# Lobster recipes



## Dina (Jun 1, 2006)

Does anyone have any lobster recipes?


----------



## BreezyCooking (Jun 1, 2006)

Personally, I only make lobster 3 ways these days - 1) boiled & served hot with lemon butter, 2) boiled & chillled & served with Tarragon Mayonaisse, 3) boiled, chilled, & picked out meat mixed with a little mayo & served in toasted hot dog rolls (the traditional "Lobster Roll).

Over the years I've tried other lobster recipes - bisques, stews, Americaine, stuffed, broiled, but nothing compares to my favorite 3.


----------



## Andy M. (Jun 1, 2006)

You mean there's more to lobster than boil and eat?


----------



## pdswife (Jun 1, 2006)

sure there is Andy!  Ya gotta dump each bite in some warm melted butter!!!


----------



## TATTRAT (Jun 1, 2006)

For a more upscale aproach, I poach the lobster claws and tails in a saffron infused gee, and serve it with a grannysmith apple, vidalia slaw, finidhed witha vanillia and champagne vin.

One of my personal favorites is the classic old New England style roast. Lots of Lobster, corn on the cob, potatoes...mmmmmmm. Just done on hot coals and moist bulap to insulate. And served with boiled potatoes, and corn on the cob.
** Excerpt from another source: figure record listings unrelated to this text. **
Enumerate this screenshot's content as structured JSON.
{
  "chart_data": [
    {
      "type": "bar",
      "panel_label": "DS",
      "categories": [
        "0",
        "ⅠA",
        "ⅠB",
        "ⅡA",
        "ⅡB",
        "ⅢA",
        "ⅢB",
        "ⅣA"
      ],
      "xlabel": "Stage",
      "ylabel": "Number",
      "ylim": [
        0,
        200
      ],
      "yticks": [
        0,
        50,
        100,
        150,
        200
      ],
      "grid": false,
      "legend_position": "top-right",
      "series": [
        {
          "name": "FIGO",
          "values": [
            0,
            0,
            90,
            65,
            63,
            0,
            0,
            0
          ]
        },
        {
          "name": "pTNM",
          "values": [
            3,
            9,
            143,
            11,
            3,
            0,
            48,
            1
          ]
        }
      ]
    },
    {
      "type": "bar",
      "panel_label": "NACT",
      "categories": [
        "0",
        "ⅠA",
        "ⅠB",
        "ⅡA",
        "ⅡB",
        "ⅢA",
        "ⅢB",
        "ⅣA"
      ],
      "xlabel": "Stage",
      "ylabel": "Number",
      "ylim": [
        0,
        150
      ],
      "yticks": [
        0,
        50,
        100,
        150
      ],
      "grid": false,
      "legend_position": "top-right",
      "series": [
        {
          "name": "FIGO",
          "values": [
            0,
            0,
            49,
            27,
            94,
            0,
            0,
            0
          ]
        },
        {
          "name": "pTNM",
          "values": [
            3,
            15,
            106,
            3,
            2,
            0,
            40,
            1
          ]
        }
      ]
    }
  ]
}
For quick and easy, just throw them on the grill and cook for 13-18 min over medium heat. You could boil them in a broth with alot of aromatics and stuff.

Thermador is a classic.

Cut in half, lengthwise, brush with clarified butter witha little lemon juice, lime juice, garlic and cilantro, and then grill them 4-6 min per side on med high heat.


----------



## amber (Jun 1, 2006)

I'm with Andy, just boil and serve with hot butter and corn on the cob, maybe some potatoe salad or cole slaw.


----------



## auntdot (Jun 1, 2006)

We are totally with Breezy on the lobster roll, is truly a proud fate for a bug to wind up in a roll.

But prefer baked stuffed to boiled. (Too many times having had to go to commercial clambakes in MA which served nothing but soggy, water logged lobsters, sandy steamers, tough corn, lousy sausages, and tasteless boiled potatoes. Yes, I love all those foods done properly, but those folks never could get it right.) Prefer steaming to boiling if we are going that route.

And lobster a'la Americaine which is a bit of a chore to make compared to the first two recipes, but is sooo rich and good. (Only make it every once in a while at Christmas.)

I'm sure a number of other recipes will be here soon, enjoy.


----------



## ironchef (Jun 1, 2006)

Lobster Fricassee is always good. I don't have a recipe in my computer files, but here's an easy one to do:

http://www.epicurious.com/recipes/recipe_views/views/106446


----------



## Dina (Jun 1, 2006)

Mmm...thanks everyone.  It's basically as simple as dipping it in sauce or butter.  I will try it tomorrow.


----------